The Chinese central bank maintained lending rates, prioritising fiscal help while cautiously monitoring economic conditions

    by VT Markets
    /
    Jul 21, 2025

    China’s central bank decided to keep the 1-year loan prime rate (LPR) at 3.00% and the 5-year rate at 3.50%. This decision follows a slightly better-than-expected Q2 GDP performance, suggesting the Chinese economy is maintaining stability despite trade tensions.

    With an ongoing temporary truce between the U.S. and China, there is reduced pressure on China to implement further easing measures unless necessary. Additionally, there is a growing view that fiscal support is necessary to increase domestic demand rather than relying solely on monetary easing.

    Economic Slowdown and Tariff Impact

    Future concerns include an ongoing economic slowdown and the potential impact of U.S. tariffs on Chinese exports, which may exert pressure on fiscal policies. Rate cuts by the PBOC would likely only occur in response to disinflationary pressures, indicating that future rate decisions may require careful consideration.

    Given the decision to hold the loan prime rates, we believe the immediate path is one of range-bound trading and low volatility. This suggests that strategies involving selling short-dated options on instruments tied to the Chinese yuan could be profitable. For instance, one-month implied volatility for the offshore yuan (USD/CNH) has recently traded near multi-year lows, reinforcing this view of near-term stability.

    We anticipate the market’s focus will now pivot from monetary policy towards potential fiscal stimulus to support the economy. This means traders should monitor government spending announcements more closely than central bank communications for cues. Recent data showing a slowdown in industrial production growth to 5.6% in May, missing forecasts, makes government support for the manufacturing sector more likely.

    Persitent Threat of Disinflation

    The most significant catalyst for a future rate cut remains the persistent threat of disinflation, which would signal weakening domestic demand. China’s Consumer Price Index (CPI) rose just 0.3% in May from a year earlier, highlighting that deflationary pressures have not disappeared. We are therefore positioning for a potential increase in volatility around upcoming inflation data releases, as a weak number could force a policy reversal.

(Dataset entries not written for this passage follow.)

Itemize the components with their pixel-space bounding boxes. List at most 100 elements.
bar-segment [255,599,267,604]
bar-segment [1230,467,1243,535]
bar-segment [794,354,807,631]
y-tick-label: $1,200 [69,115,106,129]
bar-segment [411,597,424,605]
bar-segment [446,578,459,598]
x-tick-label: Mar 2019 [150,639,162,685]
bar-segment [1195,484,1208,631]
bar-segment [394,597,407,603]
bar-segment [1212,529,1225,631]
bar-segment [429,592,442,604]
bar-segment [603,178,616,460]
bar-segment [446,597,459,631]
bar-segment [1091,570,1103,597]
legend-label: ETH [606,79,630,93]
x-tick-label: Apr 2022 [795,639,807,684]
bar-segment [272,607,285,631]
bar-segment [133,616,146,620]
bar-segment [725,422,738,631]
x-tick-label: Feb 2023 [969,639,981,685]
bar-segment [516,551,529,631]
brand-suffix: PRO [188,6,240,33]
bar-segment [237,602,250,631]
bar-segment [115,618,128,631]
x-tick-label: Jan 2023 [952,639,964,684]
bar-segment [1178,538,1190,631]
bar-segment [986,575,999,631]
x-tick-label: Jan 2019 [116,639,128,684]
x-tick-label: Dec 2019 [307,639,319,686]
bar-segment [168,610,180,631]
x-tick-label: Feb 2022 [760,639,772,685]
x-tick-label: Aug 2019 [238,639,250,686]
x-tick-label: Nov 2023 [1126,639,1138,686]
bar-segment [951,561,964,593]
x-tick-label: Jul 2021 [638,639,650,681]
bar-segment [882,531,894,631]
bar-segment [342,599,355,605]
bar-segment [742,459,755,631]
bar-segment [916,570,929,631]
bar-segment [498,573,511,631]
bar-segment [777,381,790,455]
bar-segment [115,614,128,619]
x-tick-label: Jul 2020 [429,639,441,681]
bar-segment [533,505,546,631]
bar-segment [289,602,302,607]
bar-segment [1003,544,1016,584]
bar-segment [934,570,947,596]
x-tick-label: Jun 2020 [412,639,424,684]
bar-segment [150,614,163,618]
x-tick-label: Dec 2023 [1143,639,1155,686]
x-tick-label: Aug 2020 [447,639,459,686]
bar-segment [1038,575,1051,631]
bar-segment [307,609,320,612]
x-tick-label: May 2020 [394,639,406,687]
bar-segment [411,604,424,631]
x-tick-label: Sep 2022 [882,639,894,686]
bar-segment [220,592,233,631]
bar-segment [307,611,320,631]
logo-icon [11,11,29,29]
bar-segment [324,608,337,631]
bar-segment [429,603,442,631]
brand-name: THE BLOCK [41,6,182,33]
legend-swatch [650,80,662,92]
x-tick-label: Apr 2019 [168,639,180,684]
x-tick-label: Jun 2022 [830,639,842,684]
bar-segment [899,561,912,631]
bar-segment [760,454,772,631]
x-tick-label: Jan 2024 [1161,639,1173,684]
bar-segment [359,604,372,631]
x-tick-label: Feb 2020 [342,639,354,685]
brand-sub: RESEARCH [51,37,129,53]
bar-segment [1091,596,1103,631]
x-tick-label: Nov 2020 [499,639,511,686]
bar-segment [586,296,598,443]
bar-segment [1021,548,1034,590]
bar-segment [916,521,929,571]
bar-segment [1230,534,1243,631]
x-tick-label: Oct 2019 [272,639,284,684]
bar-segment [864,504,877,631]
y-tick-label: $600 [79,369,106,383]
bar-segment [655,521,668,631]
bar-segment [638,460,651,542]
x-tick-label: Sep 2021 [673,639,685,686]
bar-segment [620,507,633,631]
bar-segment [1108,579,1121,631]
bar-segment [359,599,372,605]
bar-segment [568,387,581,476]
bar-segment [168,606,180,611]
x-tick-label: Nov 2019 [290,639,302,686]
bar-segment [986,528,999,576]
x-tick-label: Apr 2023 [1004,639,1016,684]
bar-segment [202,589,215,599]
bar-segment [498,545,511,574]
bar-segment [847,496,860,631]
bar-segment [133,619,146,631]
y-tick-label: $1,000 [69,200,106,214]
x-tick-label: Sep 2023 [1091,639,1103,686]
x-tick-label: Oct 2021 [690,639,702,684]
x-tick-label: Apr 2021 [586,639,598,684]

    Looking at the easing cycle during the 2015 economic slowdown, rate cuts historically led to a weaker yuan and a temporary rally in domestic stocks. We are therefore cautiously considering longer-term bearish strategies on the currency using options that would profit from a future rate cut. However, any resulting equity market strength may be capped if global trade conditions, especially with the United States, do not show marked improvement.